Most athletes will know the agony. Some more than others. One minute you’re playing your best game or sprinting to the finish line, the next your calf/foot/hammy/quad, has contracted involuntarily and you’re on the ground in agony. Damn cramps – how do I stop them?

Many anecdotes exist regarding what you can do to treat and prevent exercise associated muscle cramps, but what does the science say?

It’s interesting, that despite being one of the most well researched phenomenon’s in sport; we still don’t have all the answers as to what actually causes exercise associated muscle cramps, and how to treat or prevent them.

Currently, the two best supported hypotheses for cramps in our muscles are:

  • neuromuscular fatigue;
  • and tiny changes or imbalances in electrolytes.

The overwhelming evidence in exercise related cramp prevention is to ensure you are appropriately conditioned. Following your training and recovery programs and maintaining adequate fitness is the major key to avoiding cramps.

But is it that simple? What else can you try? The following suggestions are general in nature and not intended to take the place of individual advice obtained from a medical or health professional.

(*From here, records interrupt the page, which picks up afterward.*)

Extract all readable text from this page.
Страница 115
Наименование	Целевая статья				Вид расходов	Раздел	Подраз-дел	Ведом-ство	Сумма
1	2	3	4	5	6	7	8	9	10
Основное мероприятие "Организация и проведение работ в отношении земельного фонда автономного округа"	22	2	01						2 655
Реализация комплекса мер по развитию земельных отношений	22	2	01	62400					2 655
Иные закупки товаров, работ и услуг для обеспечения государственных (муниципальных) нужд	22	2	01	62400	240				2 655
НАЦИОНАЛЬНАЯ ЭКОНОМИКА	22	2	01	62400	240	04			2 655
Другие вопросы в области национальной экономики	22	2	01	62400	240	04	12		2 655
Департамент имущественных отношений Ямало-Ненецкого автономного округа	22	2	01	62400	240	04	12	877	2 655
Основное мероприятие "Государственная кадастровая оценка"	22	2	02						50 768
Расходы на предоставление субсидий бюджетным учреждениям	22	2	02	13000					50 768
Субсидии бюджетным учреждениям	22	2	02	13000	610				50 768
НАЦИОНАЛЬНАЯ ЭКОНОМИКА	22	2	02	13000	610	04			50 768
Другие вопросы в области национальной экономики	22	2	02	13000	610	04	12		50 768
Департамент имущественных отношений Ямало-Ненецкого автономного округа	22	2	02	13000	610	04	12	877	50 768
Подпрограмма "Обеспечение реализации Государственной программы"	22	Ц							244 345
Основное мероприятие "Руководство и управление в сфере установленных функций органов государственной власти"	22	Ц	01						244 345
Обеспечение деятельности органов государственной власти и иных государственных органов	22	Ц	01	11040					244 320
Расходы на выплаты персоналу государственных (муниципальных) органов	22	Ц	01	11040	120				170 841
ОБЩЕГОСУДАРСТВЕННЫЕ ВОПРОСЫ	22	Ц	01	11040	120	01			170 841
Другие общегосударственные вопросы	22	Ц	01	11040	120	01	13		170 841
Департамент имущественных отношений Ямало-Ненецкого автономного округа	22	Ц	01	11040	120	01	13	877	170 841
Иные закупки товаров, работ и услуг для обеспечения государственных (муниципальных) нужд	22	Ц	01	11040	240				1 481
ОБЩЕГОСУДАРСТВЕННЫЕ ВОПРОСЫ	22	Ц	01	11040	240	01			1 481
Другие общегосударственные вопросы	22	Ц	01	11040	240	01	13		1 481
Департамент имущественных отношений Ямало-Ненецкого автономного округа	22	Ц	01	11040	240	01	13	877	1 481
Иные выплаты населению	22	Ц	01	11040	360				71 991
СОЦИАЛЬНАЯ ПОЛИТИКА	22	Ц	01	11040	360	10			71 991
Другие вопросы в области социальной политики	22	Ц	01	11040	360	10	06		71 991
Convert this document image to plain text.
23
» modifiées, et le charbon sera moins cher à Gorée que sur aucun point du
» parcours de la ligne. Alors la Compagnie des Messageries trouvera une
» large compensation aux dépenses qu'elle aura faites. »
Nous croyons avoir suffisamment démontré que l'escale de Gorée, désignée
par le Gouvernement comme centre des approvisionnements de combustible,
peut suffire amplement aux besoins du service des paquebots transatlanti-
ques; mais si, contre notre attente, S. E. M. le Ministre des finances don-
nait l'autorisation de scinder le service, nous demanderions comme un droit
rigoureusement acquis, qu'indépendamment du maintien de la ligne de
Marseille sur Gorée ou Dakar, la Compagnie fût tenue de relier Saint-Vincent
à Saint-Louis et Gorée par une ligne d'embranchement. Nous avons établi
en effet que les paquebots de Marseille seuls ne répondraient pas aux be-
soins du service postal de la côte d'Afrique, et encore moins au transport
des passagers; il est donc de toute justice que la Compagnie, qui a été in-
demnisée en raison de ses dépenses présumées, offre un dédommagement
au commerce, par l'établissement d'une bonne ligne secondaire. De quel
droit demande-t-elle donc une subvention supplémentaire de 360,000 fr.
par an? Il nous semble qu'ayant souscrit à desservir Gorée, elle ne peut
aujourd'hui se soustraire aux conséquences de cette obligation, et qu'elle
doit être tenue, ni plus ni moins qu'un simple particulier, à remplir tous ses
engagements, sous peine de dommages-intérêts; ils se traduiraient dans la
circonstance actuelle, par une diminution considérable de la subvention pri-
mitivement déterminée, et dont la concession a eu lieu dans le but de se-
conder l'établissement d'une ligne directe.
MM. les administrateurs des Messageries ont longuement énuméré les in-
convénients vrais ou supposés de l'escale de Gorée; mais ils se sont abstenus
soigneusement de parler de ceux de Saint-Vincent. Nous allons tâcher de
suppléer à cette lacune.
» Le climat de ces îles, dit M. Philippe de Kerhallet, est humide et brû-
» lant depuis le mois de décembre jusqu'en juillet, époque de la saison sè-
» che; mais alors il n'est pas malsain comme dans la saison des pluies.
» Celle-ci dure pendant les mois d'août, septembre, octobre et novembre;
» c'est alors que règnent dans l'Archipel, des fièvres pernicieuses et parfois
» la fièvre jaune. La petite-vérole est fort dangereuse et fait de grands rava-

If you’re a salty sweater, exercising in warm conditions or your diet is restricted or lacking in variety, ensuring you are getting enough electrolytes can be a good place to start. If you suffer from regular cramps, a simple blood test ordered by your GP may help identify any deficiencies. If you are deficient in something, speak to your doctor or sports dietitian for individual advice. It’s wise to prioritise food over supplements; make sure you include foods rich in potassium (fruits and vegetables), magnesium (nuts and seeds, wholegrains, dairy, leafy greens) and calcium (dairy, fortified dairy alternatives, bony fish) as part of your everyday diet. Whilst most people eat plenty of sodium, if you’re a salty sweater you may benefit form adding some salty foods like vegemite, bread, cheese, pretzels or crackers to you pre event meals. An electrolyte drink as your main source of hydration during sport might also be helpful.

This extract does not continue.